Regular Markdown text explains your workflow:

## Database Migration

Before running the migration, ensure you have:

- Backed up the production database
- Notified the operations team
- Verified the staging migration succeeded

The following steps will apply changes to the production schema.

This prose is preserved in the output and serves as documentation.

4. Code Cells

Fenced code blocks with special syntax:

```language identity --flags { attributes }
code content here
```

See Code Cells for detailed syntax.

File Naming Conventions

Common patterns for Spryfile names:

PatternUse Case
Spryfile.mdPrimary project workflow
runbook.mdDevOps runbook
playbook.mdSQLPage playbook
deploy.mdDeployment workflow
setup.mdSetup/initialization
*.spry.mdExplicit Spryfile marker

Spryfile vs Regular Markdown

FeatureRegular MarkdownSpryfile
Code blocksDisplay onlyExecutable
FrontmatterMetadata onlyConfiguration
DependenciesNoneSupported
Output captureNoneSupported
Task orderingNoneDAG-based

Multiple Spryfiles

You can organize complex projects across multiple files:

project/
├── setup.md        # Environment setup
├── build.md        # Build process
├── test.md         # Test execution
├── deploy.md       # Deployment
└── Spryfile.md     # Main orchestration

Each file is independent but can share patterns and be run in sequence.

Validation

Spry validates Spryfiles for:

check

Syntax

Valid Markdown structure

git-branch

Dependencies

No circular dependencies

tag

Identities

Unique task names

code

Languages

Recognized executable languages

Run validation:

spry axiom ls myfile.md

Best Practices

Start with narrative - Explain what the workflow does

Group by phase - Use headings to organize related tasks

Document prerequisites - Note what's needed before running

Use meaningful names - deploy-production not step3

Add descriptions - --descr "Deploy to production server"
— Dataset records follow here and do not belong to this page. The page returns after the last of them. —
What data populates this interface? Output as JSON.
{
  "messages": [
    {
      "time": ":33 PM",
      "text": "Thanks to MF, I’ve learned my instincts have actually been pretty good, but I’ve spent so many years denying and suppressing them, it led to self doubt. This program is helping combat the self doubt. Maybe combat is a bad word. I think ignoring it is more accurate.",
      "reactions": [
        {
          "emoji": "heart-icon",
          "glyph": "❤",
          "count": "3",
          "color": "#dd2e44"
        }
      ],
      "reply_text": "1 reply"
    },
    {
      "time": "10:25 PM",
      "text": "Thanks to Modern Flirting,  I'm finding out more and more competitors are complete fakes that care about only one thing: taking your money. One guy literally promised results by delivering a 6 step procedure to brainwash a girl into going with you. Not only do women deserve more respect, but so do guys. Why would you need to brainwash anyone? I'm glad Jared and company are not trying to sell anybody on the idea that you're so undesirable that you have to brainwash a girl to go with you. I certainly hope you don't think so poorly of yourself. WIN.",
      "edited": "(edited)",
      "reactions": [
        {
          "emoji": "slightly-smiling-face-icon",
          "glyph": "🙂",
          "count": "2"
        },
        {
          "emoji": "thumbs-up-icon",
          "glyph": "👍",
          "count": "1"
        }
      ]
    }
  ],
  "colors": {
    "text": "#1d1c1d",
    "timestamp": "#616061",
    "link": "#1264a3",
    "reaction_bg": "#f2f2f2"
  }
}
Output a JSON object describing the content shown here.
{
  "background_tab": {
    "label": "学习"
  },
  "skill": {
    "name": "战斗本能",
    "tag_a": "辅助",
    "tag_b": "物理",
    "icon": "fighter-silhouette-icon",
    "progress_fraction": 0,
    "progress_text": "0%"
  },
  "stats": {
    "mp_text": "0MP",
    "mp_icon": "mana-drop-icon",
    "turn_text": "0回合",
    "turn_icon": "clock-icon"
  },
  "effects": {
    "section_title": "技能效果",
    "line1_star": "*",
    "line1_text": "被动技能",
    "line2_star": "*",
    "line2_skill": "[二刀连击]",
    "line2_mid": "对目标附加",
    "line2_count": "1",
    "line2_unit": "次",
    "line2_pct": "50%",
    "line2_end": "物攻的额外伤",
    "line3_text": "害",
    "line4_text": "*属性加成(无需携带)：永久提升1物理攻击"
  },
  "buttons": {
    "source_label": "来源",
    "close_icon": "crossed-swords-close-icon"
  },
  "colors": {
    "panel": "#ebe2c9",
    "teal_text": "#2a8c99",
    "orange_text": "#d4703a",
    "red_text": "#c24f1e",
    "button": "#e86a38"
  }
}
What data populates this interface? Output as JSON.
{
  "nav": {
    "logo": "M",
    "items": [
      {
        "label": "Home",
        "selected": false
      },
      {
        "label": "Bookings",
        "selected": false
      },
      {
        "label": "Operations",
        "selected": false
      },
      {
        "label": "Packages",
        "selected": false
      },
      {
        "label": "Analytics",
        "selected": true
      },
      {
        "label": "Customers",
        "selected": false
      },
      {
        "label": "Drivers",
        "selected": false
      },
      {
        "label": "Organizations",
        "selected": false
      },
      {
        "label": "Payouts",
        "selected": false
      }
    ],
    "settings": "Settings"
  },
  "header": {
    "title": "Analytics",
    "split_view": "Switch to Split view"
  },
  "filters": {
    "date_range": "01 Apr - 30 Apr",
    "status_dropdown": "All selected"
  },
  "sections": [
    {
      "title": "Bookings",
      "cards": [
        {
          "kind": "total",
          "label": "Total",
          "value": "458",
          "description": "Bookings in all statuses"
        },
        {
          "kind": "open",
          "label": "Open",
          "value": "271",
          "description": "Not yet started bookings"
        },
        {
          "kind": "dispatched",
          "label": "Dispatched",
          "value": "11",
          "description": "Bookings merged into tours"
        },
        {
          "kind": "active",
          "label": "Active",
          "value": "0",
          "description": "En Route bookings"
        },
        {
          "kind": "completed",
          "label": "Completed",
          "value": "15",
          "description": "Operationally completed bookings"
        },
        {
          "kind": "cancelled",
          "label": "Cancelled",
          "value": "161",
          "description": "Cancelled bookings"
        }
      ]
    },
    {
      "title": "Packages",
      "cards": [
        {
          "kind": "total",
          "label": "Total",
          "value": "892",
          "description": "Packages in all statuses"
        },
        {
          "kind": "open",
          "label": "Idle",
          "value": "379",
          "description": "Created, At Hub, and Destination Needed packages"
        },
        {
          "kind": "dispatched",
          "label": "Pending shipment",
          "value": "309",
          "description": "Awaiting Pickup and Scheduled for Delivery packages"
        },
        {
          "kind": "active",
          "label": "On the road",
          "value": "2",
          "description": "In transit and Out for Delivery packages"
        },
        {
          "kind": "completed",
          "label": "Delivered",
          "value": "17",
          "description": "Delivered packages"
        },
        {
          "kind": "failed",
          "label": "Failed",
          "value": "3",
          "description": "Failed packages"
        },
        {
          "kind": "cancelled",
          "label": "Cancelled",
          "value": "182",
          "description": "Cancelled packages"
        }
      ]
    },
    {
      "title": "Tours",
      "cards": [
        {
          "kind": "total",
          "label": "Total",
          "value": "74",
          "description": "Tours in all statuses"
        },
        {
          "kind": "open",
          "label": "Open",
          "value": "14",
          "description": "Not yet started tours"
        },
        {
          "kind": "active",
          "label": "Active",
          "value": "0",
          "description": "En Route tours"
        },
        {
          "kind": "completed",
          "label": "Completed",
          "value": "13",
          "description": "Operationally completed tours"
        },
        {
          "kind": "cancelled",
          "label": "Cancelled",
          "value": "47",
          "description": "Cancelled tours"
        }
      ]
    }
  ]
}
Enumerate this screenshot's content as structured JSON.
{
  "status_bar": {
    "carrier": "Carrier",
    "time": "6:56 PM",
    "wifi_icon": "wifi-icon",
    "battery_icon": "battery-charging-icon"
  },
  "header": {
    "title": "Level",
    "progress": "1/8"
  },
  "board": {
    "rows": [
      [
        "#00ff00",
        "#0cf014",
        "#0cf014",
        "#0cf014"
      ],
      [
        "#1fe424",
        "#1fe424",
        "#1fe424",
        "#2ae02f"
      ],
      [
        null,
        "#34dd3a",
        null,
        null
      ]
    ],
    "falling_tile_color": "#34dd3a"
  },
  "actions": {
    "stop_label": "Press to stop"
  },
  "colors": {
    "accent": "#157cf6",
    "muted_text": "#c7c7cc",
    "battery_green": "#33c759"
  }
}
Be consistent - Follow your team's naming conventions

Include examples - Show expected output or usage

Explain dependencies - Why tasks depend on each other

Add context - Help future maintainers understand the workflow


Quick Summary

A Spryfile is Markdown that executes. It combines documentation with automation, making your workflows both readable and runnable.